Monday, June 13, 2011

The Wellness Platform

We’re moving toward an election year and speculation as to the candidates, their issues and the platforms on which they will run is rampant. At the same time, our society is approaching critical mass—literally. Wouldn’t it be great if someone actually ran on the “Wellness Platform?” Here’s what might happen . . . here’s why it’s important . . .

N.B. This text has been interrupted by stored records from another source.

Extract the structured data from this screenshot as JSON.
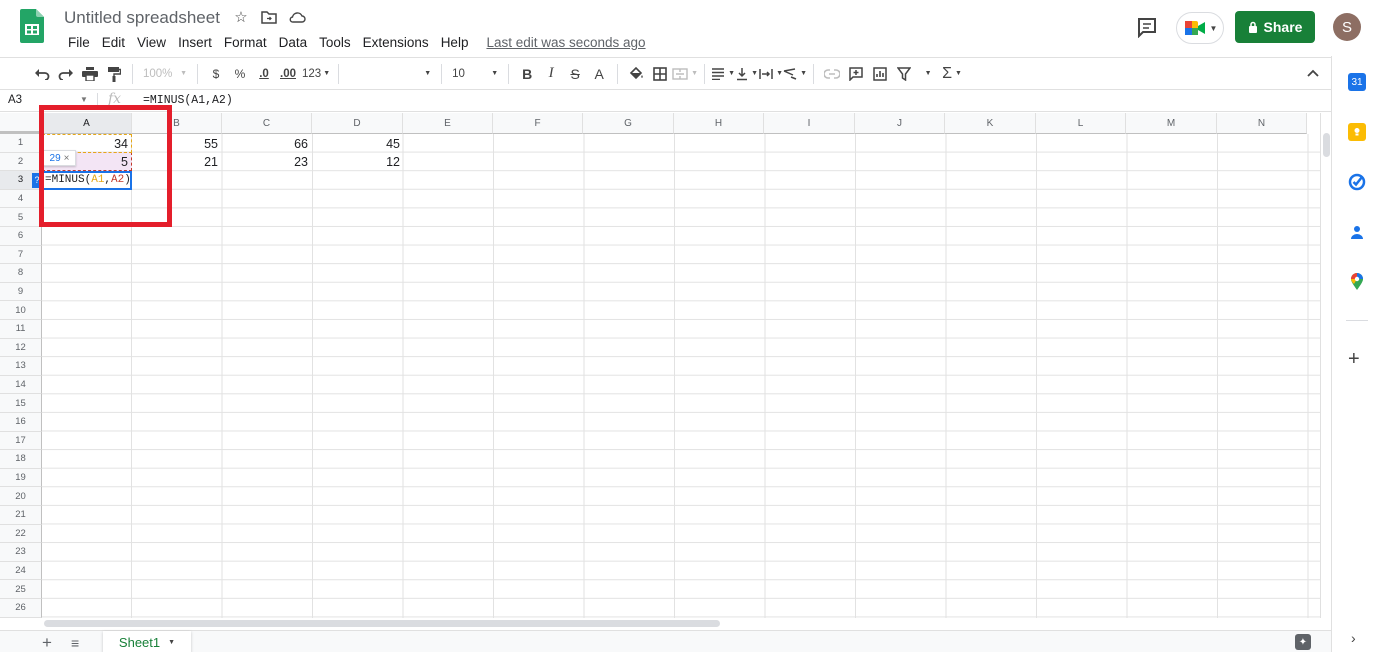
{
  "header": {
    "title": "Untitled spreadsheet",
    "menu": [
      "File",
      "Edit",
      "View",
      "Insert",
      "Format",
      "Data",
      "Tools",
      "Extensions",
      "Help"
    ],
    "last_edit": "Last edit was seconds ago",
    "share_label": "Share",
    "avatar_letter": "S"
  },
  "toolbar": {
    "zoom": "100%",
    "currency": "$",
    "percent": "%",
    "dec_less": ".0",
    "dec_more": ".00",
    "format_more": "123",
    "font_size": "10",
    "bold": "B",
    "italic": "I",
    "strike": "S",
    "text_color": "A",
    "sum": "Σ"
  },
  "formula_bar": {
    "name_box": "A3",
    "fx": "fx",
    "formula": "=MINUS(A1,A2)"
  },
  "columns": [
    "A",
    "B",
    "C",
    "D",
    "E",
    "F",
    "G",
    "H",
    "I",
    "J",
    "K",
    "L",
    "M",
    "N"
  ],
  "rows": [
    "1",
    "2",
    "3",
    "4",
    "5",
    "6",
    "7",
    "8",
    "9",
    "10",
    "11",
    "12",
    "13",
    "14",
    "15",
    "16",
    "17",
    "18",
    "19",
    "20",
    "21",
    "22",
    "23",
    "24",
    "25",
    "26"
  ],
  "cells": {
    "A1": "34",
    "B1": "55",
    "C1": "66",
    "D1": "45",
    "A2": "5",
    "B2": "21",
    "C2": "23",
    "D2": "12"
  },
  "editor": {
    "prefix": "=MINUS(",
    "ref1": "A1",
    "comma": ",",
    "ref2": "A2",
    "suffix": ")",
    "preview_value": "29",
    "preview_close": "×",
    "cell_tag": "?"
  },
  "sheets": [
    "Sheet1"
  ],
  "colors": {
    "brand_green": "#188038",
    "selection_blue": "#1a73e8",
    "ref1_color": "#e6a817",
    "ref2_color": "#c0392b",
    "highlight_red": "#e41e2b"
  }
}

  • 27 percent of all Americans age 17 to 24 are too overweight to join the military (that’s around 9 million young adults).
  • Each year 1,200 first-time enlistees are released before their contracts are up because of weight problems—the replacement costs—$50,000 per person, or about $60 million per year.
  • The Department of Defense spends more than $1.1 billion annually for medical care associated with excess weight and obesity in the military. The tab for military work-related absenteeism and presenteeism is more than $105 million. (American Journal of Health Promotion)

Health Care

  • 27 percent of all Americans age 17 to 24 are too overweight to join the military (that’s around 9 million young adults).
  • Obesity will add nearly $344 billion to our annual health care costs by 2018 (just seven years from now) and account for more than 21 percent of total health care spending. (American Public Health Association)
  • Today, obesity costs the health care system about $147 billion a year. To put that figure in perspective, the American Cancer Society estimates that all cancers combined cost our health care system $93 billion a year. So ending obesity would save the health care system fifty percent more dollars than curing cancer. (Centers for Disease Control and Prevention)
  • An unhealthy lifestyle is the primary factor in the six leading causes of death in the United States – heart disease, cancer, stroke, respiratory diseases, accidents, and diabetes – which collectively account for over 70 percent of all deaths.
  • Almost one-half of all Americans report having a chronic illness—and those illnesses account for 75 percent of our national spending on health care. (Robert Wood Johnson Foundation) Furthermore, almost 80 percent of all chronic disease is caused by three preventable health behaviors—physical inactivity, poor nutrition and overeating, and smoking.
  • For Medicare, 96 cents of every dollar is spent on chronic disease care and treatment, and for Medicaid, the cost is 83 cents on the dollar. (Partnership to Fight Chronic Disease)
  • Medicare spends between $1,400 to $6,000 more per year on obese seniors than non-obese seniors, for obesity-related ailments such as diabetes and knee problems. (Trust for America’s Health)

Our Communities

  • According to its 2009 studies of 187 U.S. metro areas, Gallup – Healthways Well-Being Index data estimates that the direct costs associated with obesity and related chronic conditions are about $50 million per 100,000 residents annually. Pick a place . . . In Washington, DC alone these costs equate to $300 million. (Gallup Management Journal)


  • Obesity among full-time workers costs $73.1 billion per year. That's the equivalent of hiring 1.8 million new workers at annual salaries of $42,000.
  • The average cost of employee absence is the equivalent of 35 percent of base payroll. (Survey on the Total Financial Impact of Employee Absences, Mercer, 2010)
  • A 2010 report by the American Lung Association estimates that the costs of healthcare, premature death and loss of productivity due to smoking comes to about $301 billion per year. 23 percent of American adults smoke.
  • Obesity-related sick days cost employers $4.3 billion a year in 2004 dollars. That’s about 9 percent of the total cost to employers of all sick days. (Cornell University, the Journal of Occupational and Environmental Medicine)
  • More than 50 percent of corporate profits now go toward health care costs, versus only 7 percent 30 years ago. (American Institute for Preventive Medicine)
  • Reducing just one health risk in the workplace increases productivity by 9 percent. Reducing one health risk decreases absenteeism by 2 percent. (American Heart Association)

These aren’t all the health and wellness-related statistics, concerns or problems we face—but look at what just the few points presented here cost us all in terms of unemployment, health care, defense and the viability of our communities and cities.

So, how about that wellness platform?